Output (1 thread, 10000000 iterations) - Compiled with Ocular Workplace 2010 SP1 - x64 Merchandise:

Seconds = fifty seven.4679 FP Ops = 1920000000000 FLOPs = three.34099e+010 sum = four.45305

Theoretical AVX highest is eight flops * four.four GHz = 35.2 GFlops. Existent is 33.four GFlops.

Output (eight threads, 10000000 iterations) - Compiled with Ocular Workplace 2010 SP1 - x64 Merchandise:

Seconds = 111.119 FP Ops = 15360000000000 FLOPs = 1.3823e+011 sum = 35.6244

Theoretical AVX highest is eight flops * four cores * four.four GHz = one hundred forty.eight GFlops. Existent is 138.2 GFlops.

Present for any explanations:

The show captious portion is evidently the forty eight directions wrong the interior loop. You’ll announcement that it’s breached into four blocks of 12 directions all. All of these 12 directions blocks are wholly autarkic from all another - and return connected mean 6 cycles to execute.
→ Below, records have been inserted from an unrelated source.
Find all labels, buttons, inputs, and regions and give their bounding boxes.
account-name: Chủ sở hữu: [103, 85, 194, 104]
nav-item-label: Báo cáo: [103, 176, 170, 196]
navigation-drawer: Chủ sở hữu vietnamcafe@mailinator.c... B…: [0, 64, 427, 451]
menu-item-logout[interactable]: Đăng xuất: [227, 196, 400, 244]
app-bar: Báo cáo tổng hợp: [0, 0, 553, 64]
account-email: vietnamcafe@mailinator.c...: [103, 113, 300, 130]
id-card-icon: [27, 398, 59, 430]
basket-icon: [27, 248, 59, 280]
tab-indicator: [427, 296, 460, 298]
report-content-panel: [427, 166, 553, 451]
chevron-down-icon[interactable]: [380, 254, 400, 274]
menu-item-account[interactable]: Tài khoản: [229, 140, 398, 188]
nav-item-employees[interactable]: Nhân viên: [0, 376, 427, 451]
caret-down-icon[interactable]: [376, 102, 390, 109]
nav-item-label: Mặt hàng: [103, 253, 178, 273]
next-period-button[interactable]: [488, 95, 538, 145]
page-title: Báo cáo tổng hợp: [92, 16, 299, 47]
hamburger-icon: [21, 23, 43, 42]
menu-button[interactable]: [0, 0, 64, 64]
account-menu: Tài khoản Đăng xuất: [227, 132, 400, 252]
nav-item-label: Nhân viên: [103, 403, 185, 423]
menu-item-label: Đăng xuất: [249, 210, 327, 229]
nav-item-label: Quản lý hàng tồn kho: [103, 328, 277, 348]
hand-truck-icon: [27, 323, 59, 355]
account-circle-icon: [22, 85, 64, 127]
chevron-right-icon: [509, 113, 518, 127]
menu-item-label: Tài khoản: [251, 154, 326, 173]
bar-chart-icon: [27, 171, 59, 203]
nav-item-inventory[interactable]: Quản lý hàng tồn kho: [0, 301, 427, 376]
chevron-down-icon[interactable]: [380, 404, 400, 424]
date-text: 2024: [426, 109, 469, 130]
Truthful location’s 12 directions and 6 cycles betwixt content-to-usage. The latency of multiplication is 5 cycles, truthful it’s conscionable adequate to debar latency stalls.
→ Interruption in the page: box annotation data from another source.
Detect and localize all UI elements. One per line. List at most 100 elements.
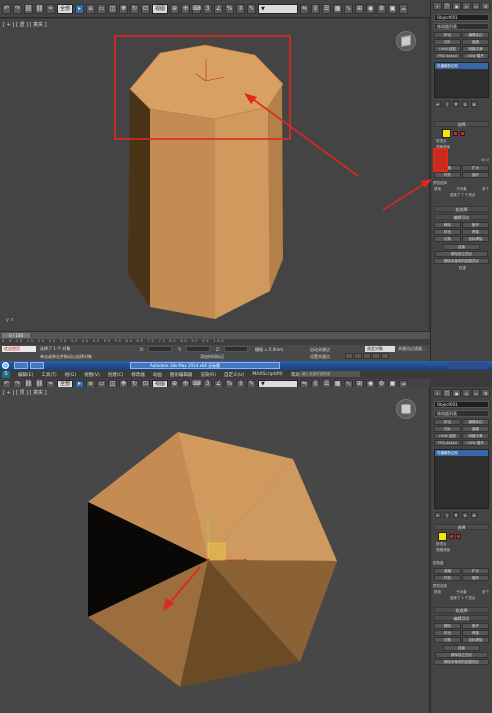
pivot-center-icon[interactable]: ⊕ <box>170 3 180 14</box>
edit-poly-modifier-button[interactable]: 编辑多边 <box>462 419 489 425</box>
uvw-map-modifier-button[interactable]: UVW 贴图 <box>434 46 461 52</box>
perspective-viewport[interactable]: [ + ] [ 透 ] [ 真实 ] y x <box>0 19 428 331</box>
configure-sets-icon[interactable]: ⊞ <box>471 512 477 518</box>
snap-toggle-icon[interactable]: 3 <box>203 3 213 14</box>
schematic-view-icon[interactable]: ⊞ <box>355 3 365 14</box>
select-by-name-icon[interactable]: ≡ <box>86 3 96 14</box>
menu-edit[interactable]: 编辑(E) <box>18 372 33 378</box>
loop-button[interactable]: 循环 <box>462 172 489 178</box>
top-viewport[interactable]: [ + ] [ 顶 ] [ 真实 ] <box>0 387 428 713</box>
select-object-icon[interactable]: ▸ <box>75 3 85 14</box>
polygon-level-icon[interactable] <box>456 534 461 539</box>
by-angle-checkbox[interactable]: 按角度 <box>431 560 492 566</box>
time-slider-thumb[interactable]: 0 / 100 <box>2 333 30 338</box>
rect-selection-icon[interactable]: ▭ <box>97 3 107 14</box>
make-unique-icon[interactable]: ∀ <box>453 101 459 107</box>
edit-poly-modifier-button[interactable]: 编辑多边 <box>462 32 489 38</box>
go-start-icon[interactable] <box>345 353 353 359</box>
modify-tab[interactable]: ⌒ <box>442 2 452 10</box>
motion-tab[interactable]: ◎ <box>462 2 471 10</box>
preview-disabled-radio[interactable]: 禁用 <box>434 186 441 192</box>
app-logo-icon[interactable]: S <box>2 371 10 378</box>
menu-graph-editors[interactable]: 图形编辑器 <box>170 372 193 378</box>
selection-rollout-header[interactable]: 选择 <box>434 524 489 530</box>
lattice-modifier-button[interactable]: 晶格 <box>462 426 489 432</box>
angle-snap-icon[interactable]: ∠ <box>214 3 224 14</box>
selection-filter-dropdown[interactable]: 全部 <box>57 3 74 14</box>
edit-vertices-rollout[interactable]: 编辑顶点 <box>434 615 489 621</box>
grow-button[interactable]: 扩大 <box>462 568 489 574</box>
render-setup-icon[interactable]: ⚙ <box>377 3 387 14</box>
window-crossing-icon[interactable]: ◫ <box>108 3 118 14</box>
shrink-button[interactable]: 收缩 <box>434 568 461 574</box>
create-tab[interactable]: + <box>433 389 442 397</box>
select-manipulate-icon[interactable]: ✣ <box>181 3 191 14</box>
key-filters-button[interactable]: 关键点过滤器... <box>398 346 426 352</box>
weld-button[interactable]: 焊接 <box>462 229 489 235</box>
remove-isolated-button[interactable]: 移除孤立顶点 <box>435 251 488 257</box>
next-frame-icon[interactable] <box>372 353 380 359</box>
remove-unused-map-button[interactable]: 移除未使用的贴图顶点 <box>434 659 489 665</box>
preview-multiple-radio[interactable]: 多个 <box>482 186 489 192</box>
ignore-backfacing-checkbox[interactable]: 忽略背面 <box>434 547 489 553</box>
ffd-modifier-button[interactable]: FFD 4x4x4 <box>434 440 461 446</box>
curve-editor-icon[interactable]: ∿ <box>344 3 354 14</box>
extrude-vertex-button[interactable]: 挤出 <box>434 229 461 235</box>
show-end-result-icon[interactable]: | <box>444 512 450 518</box>
polygon-level-icon[interactable] <box>460 131 465 136</box>
ring-button[interactable]: 环形 <box>434 172 461 178</box>
menu-tools[interactable]: 工具(T) <box>41 372 56 378</box>
add-time-tag[interactable]: 添加时间标记 <box>200 354 224 360</box>
modifier-list-dropdown[interactable]: 修改器列表 <box>434 410 489 417</box>
named-selection-dropdown[interactable]: ▼ <box>258 3 299 14</box>
menu-create[interactable]: 创建(C) <box>108 372 124 378</box>
lattice-modifier-button[interactable]: 晶格 <box>462 39 489 45</box>
grow-button[interactable]: 扩大 <box>462 165 489 171</box>
y-coord-field[interactable] <box>186 346 210 352</box>
select-move-icon[interactable]: ✥ <box>119 3 129 14</box>
x-coord-field[interactable] <box>148 346 172 352</box>
create-tab[interactable]: + <box>433 2 442 10</box>
object-name-field[interactable]: Object001 <box>434 14 489 21</box>
unwrap-uvw-modifier-button[interactable]: UVW 展开 <box>462 53 489 59</box>
play-icon[interactable] <box>363 353 371 359</box>
start-button-icon[interactable] <box>2 362 9 369</box>
hierarchy-tab[interactable]: ▣ <box>452 389 462 397</box>
modify-tab[interactable]: ⌒ <box>442 389 452 397</box>
hierarchy-tab[interactable]: ▣ <box>452 2 462 10</box>
motion-tab[interactable]: ◎ <box>462 389 471 397</box>
edge-level-icon[interactable] <box>453 131 458 136</box>
maxscript-listener[interactable]: 欢迎使用 <box>2 346 36 352</box>
ring-button[interactable]: 环形 <box>434 575 461 581</box>
selection-rollout-header[interactable]: 选择 <box>434 121 489 127</box>
edit-named-selection-icon[interactable]: ✎ <box>247 3 257 14</box>
material-editor-icon[interactable]: ◉ <box>366 3 376 14</box>
uvw-map-modifier-button[interactable]: UVW 贴图 <box>434 433 461 439</box>
keyboard-shortcut-icon[interactable]: ⌨ <box>192 3 202 14</box>
loop-button[interactable]: 循环 <box>462 575 489 581</box>
menu-maxscript[interactable]: MAXScript(M) <box>252 372 283 377</box>
taskbar-item-ie[interactable] <box>14 362 28 369</box>
target-weld-button[interactable]: 目标焊接 <box>462 637 489 643</box>
vertex-level-icon[interactable] <box>438 532 447 541</box>
utilities-tab[interactable]: ⚒ <box>481 2 491 10</box>
taskbar-item-explorer[interactable] <box>30 362 44 369</box>
remove-modifier-icon[interactable]: ⊘ <box>462 512 468 518</box>
menu-animation[interactable]: 动画 <box>153 372 162 378</box>
render-icon[interactable]: ☕ <box>399 3 409 14</box>
menu-views[interactable]: 视图(V) <box>84 372 100 378</box>
meshsmooth-modifier-button[interactable]: 网格平滑 <box>462 46 489 52</box>
unwrap-uvw-modifier-button[interactable]: UVW 展开 <box>462 440 489 446</box>
menu-rendering[interactable]: 渲染(R) <box>200 372 216 378</box>
search-field[interactable]: 键入关键字或短语 <box>300 371 360 377</box>
ffd-modifier-button[interactable]: FFD 4x4x4 <box>434 53 461 59</box>
weld-button[interactable]: 焊接 <box>462 630 489 636</box>
time-slider[interactable]: 0 / 100 <box>0 331 430 339</box>
configure-sets-icon[interactable]: ⊞ <box>471 101 477 107</box>
redo-icon[interactable]: ↷ <box>13 3 22 14</box>
preview-disabled-radio[interactable]: 禁用 <box>434 589 441 595</box>
remove-isolated-button[interactable]: 移除孤立顶点 <box>435 652 488 658</box>
auto-key-button[interactable]: 自动关键点 <box>310 347 330 353</box>
slice-modifier-button[interactable]: 切片 <box>434 39 461 45</box>
extrude-modifier-button[interactable]: 挤出 <box>434 32 461 38</box>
The normalization measure is wanted to support the information from complete/underflowing. This is wanted since the bash-thing codification volition slow addition/change the magnitude of the information.
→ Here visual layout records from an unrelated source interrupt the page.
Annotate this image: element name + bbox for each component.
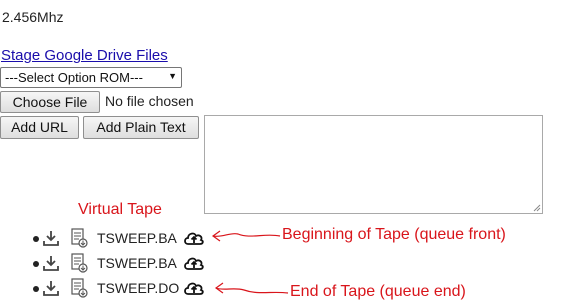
plain-text-area[interactable] bbox=[204, 115, 543, 214]
file-status: No file chosen bbox=[105, 93, 194, 109]
document-icon[interactable] bbox=[70, 278, 88, 298]
end-arrow bbox=[215, 287, 289, 294]
tape-file-name: TSWEEP.BA bbox=[97, 230, 177, 246]
tape-item: TSWEEP.BA bbox=[0, 253, 220, 275]
beginning-of-tape-annotation: Beginning of Tape (queue front) bbox=[282, 226, 506, 243]
add-url-button[interactable]: Add URL bbox=[0, 116, 79, 139]
cloud-upload-icon[interactable] bbox=[183, 229, 205, 247]
virtual-tape-label: Virtual Tape bbox=[78, 201, 162, 218]
download-icon[interactable] bbox=[42, 254, 60, 272]
tape-file-name: TSWEEP.BA bbox=[97, 255, 177, 271]
resize-grip-icon[interactable] bbox=[533, 204, 541, 212]
document-icon[interactable] bbox=[70, 228, 88, 248]
option-rom-select[interactable]: ---Select Option ROM--- ▼ bbox=[0, 67, 182, 88]
download-icon[interactable] bbox=[42, 229, 60, 247]
add-plain-text-button[interactable]: Add Plain Text bbox=[83, 116, 199, 139]
document-icon[interactable] bbox=[70, 253, 88, 273]
dropdown-arrow-icon: ▼ bbox=[168, 71, 177, 81]
stage-google-drive-link[interactable]: Stage Google Drive Files bbox=[1, 47, 168, 64]
cloud-upload-icon[interactable] bbox=[183, 279, 205, 297]
option-rom-select-value: ---Select Option ROM--- bbox=[5, 70, 143, 85]
tape-item: TSWEEP.DO bbox=[0, 278, 220, 300]
end-of-tape-annotation: End of Tape (queue end) bbox=[290, 283, 466, 300]
bullet bbox=[33, 236, 39, 242]
bullet bbox=[33, 261, 39, 267]
bullet bbox=[33, 286, 39, 292]
tape-file-name: TSWEEP.DO bbox=[97, 280, 180, 296]
tape-item: TSWEEP.BA bbox=[0, 228, 220, 250]
download-icon[interactable] bbox=[42, 279, 60, 297]
beginning-arrow bbox=[212, 232, 281, 238]
cloud-upload-icon[interactable] bbox=[183, 254, 205, 272]
choose-file-button[interactable]: Choose File bbox=[0, 91, 100, 113]
clock-frequency: 2.456Mhz bbox=[2, 9, 64, 25]
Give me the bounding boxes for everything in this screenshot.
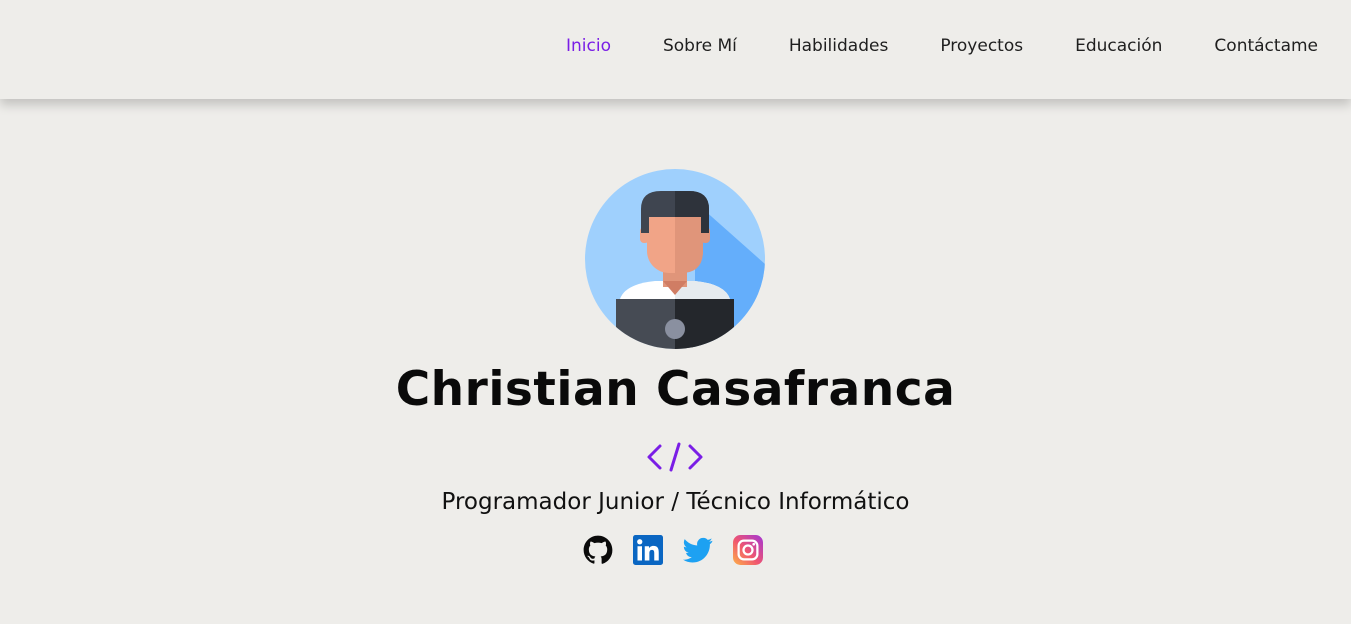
nav-menu: Inicio Sobre Mí Habilidades Proyectos Ed… (566, 36, 1318, 56)
github-icon[interactable] (583, 535, 613, 565)
navbar: Inicio Sobre Mí Habilidades Proyectos Ed… (0, 0, 1351, 99)
hero-name: Christian Casafranca (395, 362, 956, 417)
linkedin-icon[interactable] (633, 535, 663, 565)
nav-link-proyectos[interactable]: Proyectos (940, 36, 1023, 56)
social-links (583, 535, 763, 565)
nav-item-contactame: Contáctame (1214, 36, 1318, 56)
nav-link-inicio[interactable]: Inicio (566, 36, 611, 56)
avatar (585, 169, 765, 349)
nav-link-contactame[interactable]: Contáctame (1214, 36, 1318, 56)
nav-link-sobre-mi[interactable]: Sobre Mí (663, 36, 737, 56)
nav-item-sobre-mi: Sobre Mí (663, 36, 737, 56)
nav-item-inicio: Inicio (566, 36, 611, 56)
hero-role: Programador Junior / Técnico Informático (441, 489, 910, 515)
twitter-icon[interactable] (683, 535, 713, 565)
instagram-icon[interactable] (733, 535, 763, 565)
nav-item-educacion: Educación (1075, 36, 1162, 56)
nav-item-habilidades: Habilidades (789, 36, 888, 56)
hero-section: Christian Casafranca Programador Junior … (0, 99, 1351, 624)
nav-link-educacion[interactable]: Educación (1075, 36, 1162, 56)
code-brackets-icon (647, 442, 703, 472)
nav-item-proyectos: Proyectos (940, 36, 1023, 56)
nav-link-habilidades[interactable]: Habilidades (789, 36, 888, 56)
Truthful it’s really imaginable to bash amended than this if you conscionable usage each zeros and acquire free of the normalization measure. Nevertheless, since I wrote the benchmark to measurement powerfulness depletion and somesthesia, I had to brand certain the flops have been connected “existent” information, instead than zeros - arsenic the execution items whitethorn precise fine person particular lawsuit-dealing with for zeros that usage little powerfulness and food little energy.

Much Outcomes:

Intel Center i7 920 @ three.5 GHz
Home windows 7 Eventual x64
Ocular Workplace 2010 SP1 - x64 Merchandise

Threads: 1

Seconds = seventy two.1116 FP Ops = 960000000000 FLOPs = 1.33127e+010 sum = 2.22652

Theoretical SSE Highest: four flops * three.5 GHz = 14.zero GFlops. Existent is thirteen.three GFlops.

Threads: eight

Seconds = 149.576 FP Ops = 7680000000000 FLOPs = 5.13452e+010 sum = 17.8122

Theoretical SSE Highest: four flops * four cores * three.5 GHz = fifty six.zero GFlops. Existent is fifty one.three GFlops.

My processor temps deed 76C connected the multi-threaded tally! If you runs these, beryllium certain the outcomes aren’t affected by CPU throttling.

2 x Intel Xeon X5482 Harpertown @ three.2 GHz
Ubuntu Linux 10 x64
GCC four.5.2 x64 - (-O2 -msse3 -fopenmp)

Threads: 1

Seconds = seventy eight.3357 FP Ops = 960000000000 FLOPs = 1.22549e+10 sum = 2.22652

Theoretical SSE Highest: four flops * three.2 GHz = 12.eight GFlops. Existent is 12.three GFlops.

Threads: eight

Seconds = seventy eight.4733 FP Ops = 7680000000000 FLOPs = 9.78676e+10 sum = 17.8122

Theoretical SSE Highest: four flops * eight cores * three.2 GHz = 102.four GFlops. Existent is ninety seven.9 GFlops.